In a deeply Republican state and with the support of Tea party organizations around the country, Mr. Cruz is widely expected to win November's senate race and head to Washington D.C.

But behind his Tea Party credentials – he wants to repeal Obamacare, protect the rights of gun owners, champion pro-life causes, and restore economic liberty – Mr. Cruz has a fascinating personal biography that includes a Canadian connection.

His Cuban father and American mother moved Alberta in the 1960s to work in the oil business. Ted Cruz was born in Calgary, Alberta, and spent the first four years of his life there before the family moved back to Houston, Texas. His memory of Canada was that it was "it was cold."

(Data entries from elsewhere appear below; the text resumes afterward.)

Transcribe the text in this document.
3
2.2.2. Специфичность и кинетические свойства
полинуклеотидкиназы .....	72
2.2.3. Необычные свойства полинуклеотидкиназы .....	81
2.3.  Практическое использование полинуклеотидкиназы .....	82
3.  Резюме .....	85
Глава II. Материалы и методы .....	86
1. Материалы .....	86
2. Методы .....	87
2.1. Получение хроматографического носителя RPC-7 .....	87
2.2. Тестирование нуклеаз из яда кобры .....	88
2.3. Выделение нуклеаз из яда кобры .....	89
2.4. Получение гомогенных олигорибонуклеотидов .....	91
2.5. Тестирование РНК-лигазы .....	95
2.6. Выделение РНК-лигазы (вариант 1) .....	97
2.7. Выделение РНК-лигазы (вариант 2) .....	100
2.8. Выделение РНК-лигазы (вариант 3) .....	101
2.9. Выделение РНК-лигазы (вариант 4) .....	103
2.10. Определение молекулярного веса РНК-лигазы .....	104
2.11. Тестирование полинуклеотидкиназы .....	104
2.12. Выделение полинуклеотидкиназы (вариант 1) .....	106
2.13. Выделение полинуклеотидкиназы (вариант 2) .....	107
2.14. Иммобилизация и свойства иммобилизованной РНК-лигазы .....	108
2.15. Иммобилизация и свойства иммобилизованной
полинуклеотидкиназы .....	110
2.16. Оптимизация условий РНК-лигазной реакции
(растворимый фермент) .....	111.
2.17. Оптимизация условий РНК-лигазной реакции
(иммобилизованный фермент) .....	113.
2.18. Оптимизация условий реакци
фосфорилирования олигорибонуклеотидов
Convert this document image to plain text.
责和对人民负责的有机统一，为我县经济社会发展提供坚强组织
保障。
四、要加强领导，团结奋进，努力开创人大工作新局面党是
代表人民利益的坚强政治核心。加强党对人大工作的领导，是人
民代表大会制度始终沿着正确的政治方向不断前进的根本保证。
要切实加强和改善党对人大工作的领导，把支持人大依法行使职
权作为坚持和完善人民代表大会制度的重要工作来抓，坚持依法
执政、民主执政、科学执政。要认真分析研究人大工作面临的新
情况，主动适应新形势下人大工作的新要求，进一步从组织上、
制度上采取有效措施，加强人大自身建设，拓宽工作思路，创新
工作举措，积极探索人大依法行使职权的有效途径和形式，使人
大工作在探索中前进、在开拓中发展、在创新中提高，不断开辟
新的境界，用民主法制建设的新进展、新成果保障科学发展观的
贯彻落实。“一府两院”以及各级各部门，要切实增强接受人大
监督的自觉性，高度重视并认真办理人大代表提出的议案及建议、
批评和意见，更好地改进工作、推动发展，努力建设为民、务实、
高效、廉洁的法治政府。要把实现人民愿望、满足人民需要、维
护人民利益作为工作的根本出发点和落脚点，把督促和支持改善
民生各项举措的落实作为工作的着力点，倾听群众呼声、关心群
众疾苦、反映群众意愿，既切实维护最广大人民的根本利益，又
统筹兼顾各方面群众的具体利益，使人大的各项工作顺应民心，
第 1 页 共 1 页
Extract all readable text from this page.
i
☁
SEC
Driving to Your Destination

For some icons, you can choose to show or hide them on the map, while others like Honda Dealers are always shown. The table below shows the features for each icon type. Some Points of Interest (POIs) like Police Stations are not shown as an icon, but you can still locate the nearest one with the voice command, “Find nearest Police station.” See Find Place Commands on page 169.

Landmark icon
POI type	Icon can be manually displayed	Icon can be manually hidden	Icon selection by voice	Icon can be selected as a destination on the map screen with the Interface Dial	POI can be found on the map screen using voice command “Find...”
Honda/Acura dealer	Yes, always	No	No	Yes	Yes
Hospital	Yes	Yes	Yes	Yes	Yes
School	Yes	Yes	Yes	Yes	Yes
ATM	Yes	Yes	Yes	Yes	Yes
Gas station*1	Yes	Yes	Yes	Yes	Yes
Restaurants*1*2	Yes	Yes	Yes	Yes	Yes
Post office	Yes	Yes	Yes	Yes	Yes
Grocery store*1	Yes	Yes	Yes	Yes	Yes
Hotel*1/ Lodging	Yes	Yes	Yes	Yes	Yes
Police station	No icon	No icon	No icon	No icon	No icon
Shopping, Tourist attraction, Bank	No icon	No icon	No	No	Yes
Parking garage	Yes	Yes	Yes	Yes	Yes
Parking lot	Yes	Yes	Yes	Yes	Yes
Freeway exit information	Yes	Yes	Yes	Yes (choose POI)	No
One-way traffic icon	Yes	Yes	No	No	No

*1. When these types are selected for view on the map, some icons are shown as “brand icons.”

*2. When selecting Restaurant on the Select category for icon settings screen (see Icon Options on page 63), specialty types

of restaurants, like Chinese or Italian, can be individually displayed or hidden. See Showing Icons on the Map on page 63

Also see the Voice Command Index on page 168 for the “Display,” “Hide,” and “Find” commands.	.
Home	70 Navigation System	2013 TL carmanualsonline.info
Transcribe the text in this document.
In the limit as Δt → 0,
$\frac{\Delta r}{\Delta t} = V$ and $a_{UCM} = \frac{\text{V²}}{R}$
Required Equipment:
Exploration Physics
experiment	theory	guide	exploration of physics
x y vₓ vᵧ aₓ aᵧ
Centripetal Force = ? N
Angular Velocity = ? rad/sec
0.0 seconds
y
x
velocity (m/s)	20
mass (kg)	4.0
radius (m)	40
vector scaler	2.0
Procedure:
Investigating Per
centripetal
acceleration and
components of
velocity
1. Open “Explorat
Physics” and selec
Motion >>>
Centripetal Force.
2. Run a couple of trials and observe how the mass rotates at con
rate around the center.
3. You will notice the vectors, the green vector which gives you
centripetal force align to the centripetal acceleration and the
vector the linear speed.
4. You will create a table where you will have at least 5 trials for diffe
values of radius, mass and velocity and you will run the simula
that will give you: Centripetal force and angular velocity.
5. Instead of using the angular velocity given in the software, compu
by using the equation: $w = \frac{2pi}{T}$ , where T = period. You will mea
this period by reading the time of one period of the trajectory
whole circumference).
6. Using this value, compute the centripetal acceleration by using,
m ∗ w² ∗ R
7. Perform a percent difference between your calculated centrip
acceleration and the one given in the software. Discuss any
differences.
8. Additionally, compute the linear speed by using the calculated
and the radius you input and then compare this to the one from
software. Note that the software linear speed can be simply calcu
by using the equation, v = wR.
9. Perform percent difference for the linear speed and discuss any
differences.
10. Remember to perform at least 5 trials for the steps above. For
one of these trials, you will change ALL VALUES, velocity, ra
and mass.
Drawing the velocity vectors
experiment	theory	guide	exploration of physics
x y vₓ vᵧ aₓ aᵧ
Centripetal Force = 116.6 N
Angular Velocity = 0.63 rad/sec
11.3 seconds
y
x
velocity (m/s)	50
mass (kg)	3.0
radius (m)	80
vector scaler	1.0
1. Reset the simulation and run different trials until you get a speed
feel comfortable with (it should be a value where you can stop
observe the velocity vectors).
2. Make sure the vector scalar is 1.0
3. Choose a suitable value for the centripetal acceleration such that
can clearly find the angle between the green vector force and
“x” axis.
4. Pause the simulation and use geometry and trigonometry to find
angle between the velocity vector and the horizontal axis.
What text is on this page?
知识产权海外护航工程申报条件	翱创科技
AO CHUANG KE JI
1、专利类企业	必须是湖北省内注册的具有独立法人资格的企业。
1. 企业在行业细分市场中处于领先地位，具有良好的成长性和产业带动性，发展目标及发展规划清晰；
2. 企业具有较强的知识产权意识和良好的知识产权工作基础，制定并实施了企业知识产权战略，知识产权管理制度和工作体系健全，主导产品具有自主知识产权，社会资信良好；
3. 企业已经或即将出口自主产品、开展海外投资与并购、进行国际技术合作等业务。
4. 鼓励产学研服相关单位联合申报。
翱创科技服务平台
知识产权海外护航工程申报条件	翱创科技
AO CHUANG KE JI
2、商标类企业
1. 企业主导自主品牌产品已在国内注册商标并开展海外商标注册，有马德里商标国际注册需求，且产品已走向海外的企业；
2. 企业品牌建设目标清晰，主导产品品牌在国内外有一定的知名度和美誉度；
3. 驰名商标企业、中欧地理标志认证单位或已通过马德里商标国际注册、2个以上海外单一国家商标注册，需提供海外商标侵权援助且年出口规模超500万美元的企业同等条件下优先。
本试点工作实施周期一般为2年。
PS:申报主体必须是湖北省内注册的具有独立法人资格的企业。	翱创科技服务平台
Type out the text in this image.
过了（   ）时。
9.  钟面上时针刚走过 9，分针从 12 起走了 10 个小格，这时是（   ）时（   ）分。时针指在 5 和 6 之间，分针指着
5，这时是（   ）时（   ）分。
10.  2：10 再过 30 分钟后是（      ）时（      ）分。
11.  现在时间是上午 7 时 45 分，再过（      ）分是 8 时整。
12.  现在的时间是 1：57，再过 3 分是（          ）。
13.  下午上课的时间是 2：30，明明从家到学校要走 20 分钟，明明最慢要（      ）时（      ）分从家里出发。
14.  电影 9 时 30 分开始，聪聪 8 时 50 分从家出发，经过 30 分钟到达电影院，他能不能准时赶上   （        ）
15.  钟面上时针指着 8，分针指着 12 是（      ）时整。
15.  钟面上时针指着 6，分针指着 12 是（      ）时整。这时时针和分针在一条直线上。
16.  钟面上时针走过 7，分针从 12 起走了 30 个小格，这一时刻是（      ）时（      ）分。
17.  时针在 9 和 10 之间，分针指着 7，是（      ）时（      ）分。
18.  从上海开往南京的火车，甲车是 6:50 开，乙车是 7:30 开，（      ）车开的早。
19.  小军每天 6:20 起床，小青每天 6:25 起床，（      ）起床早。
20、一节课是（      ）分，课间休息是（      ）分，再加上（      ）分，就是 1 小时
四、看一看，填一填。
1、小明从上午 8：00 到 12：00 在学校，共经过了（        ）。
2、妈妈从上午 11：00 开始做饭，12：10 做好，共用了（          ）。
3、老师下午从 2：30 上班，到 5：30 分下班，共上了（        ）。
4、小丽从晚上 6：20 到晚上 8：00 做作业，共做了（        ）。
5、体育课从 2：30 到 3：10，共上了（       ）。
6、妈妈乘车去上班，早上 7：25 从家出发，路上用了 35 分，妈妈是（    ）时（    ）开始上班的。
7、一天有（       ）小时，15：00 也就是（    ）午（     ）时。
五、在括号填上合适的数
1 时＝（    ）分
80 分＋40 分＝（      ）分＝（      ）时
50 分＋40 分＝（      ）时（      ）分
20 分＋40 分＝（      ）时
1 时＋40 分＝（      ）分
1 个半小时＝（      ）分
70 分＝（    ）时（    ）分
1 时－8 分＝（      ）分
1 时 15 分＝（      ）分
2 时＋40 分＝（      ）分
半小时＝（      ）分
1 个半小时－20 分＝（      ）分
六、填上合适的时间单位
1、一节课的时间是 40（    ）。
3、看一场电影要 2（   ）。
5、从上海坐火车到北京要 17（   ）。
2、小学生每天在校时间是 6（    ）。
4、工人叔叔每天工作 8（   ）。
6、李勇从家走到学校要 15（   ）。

His father, Rafael, fought alongside rebels in the Cuban revolution. He was imprisoned and tortured by the Batista regime.

Mr. Cruz has said that his father was, like many teenage boys, unaware that Fidel Castro was a communist.

"[What] they knew was that Batista was a cruel and oppressive dictator," he told the Dallas Morning News.

While Cuba was still in the throes of its revolution - and before Fidel Castro came to power- the elder Cruz legally moved to the U.S. on a student visa, eventually becoming a permanent resident and citizen.

"When my Dad came to Austin in 1957, as a teenage immigrant from Cuba bound for the University of Texas, he spoke no English and had $100 sewn into his underwear," Mr. Cruz writes on his website.

"He worked his way through school as a dishwasher making 50 cents an hour...," says Mr. Cruz.

The elder Cruz graduated from the University of Texas and met his Irish-American wife Eleanor Darragh. Both were mathematicians and together started a seismic data business that served the oil industry.

Mr. Cruz described his mother as the first person in her Delaware working-class family to ever go to college, earning a math degree at Houston's Rice University.

The story of his parents – particularly that of his father – was a constant theme on the campaign trail.

"When I was a kid, my dad used to say to say to me all the time, when we faced oppression in Cuba, I had a place to flee to," he told a gathering of conservative activists last October. "If we lose our liberty here, where do we go? And you know what? That question underscores why everyone is here today standing up to fight for our liberty."

Mr. Cruz has been compared to another rising star in the Republican party – Florida Senator Marco Rubio, who was also backed by the Tea Party when he won his senate seat.

Editor's note: An earlier version of this article incorrectly stated that Texas Governor Rick Perry backed Ted Cruz. Gov. Perry endorsed Lt. Gov. David Dewhurst.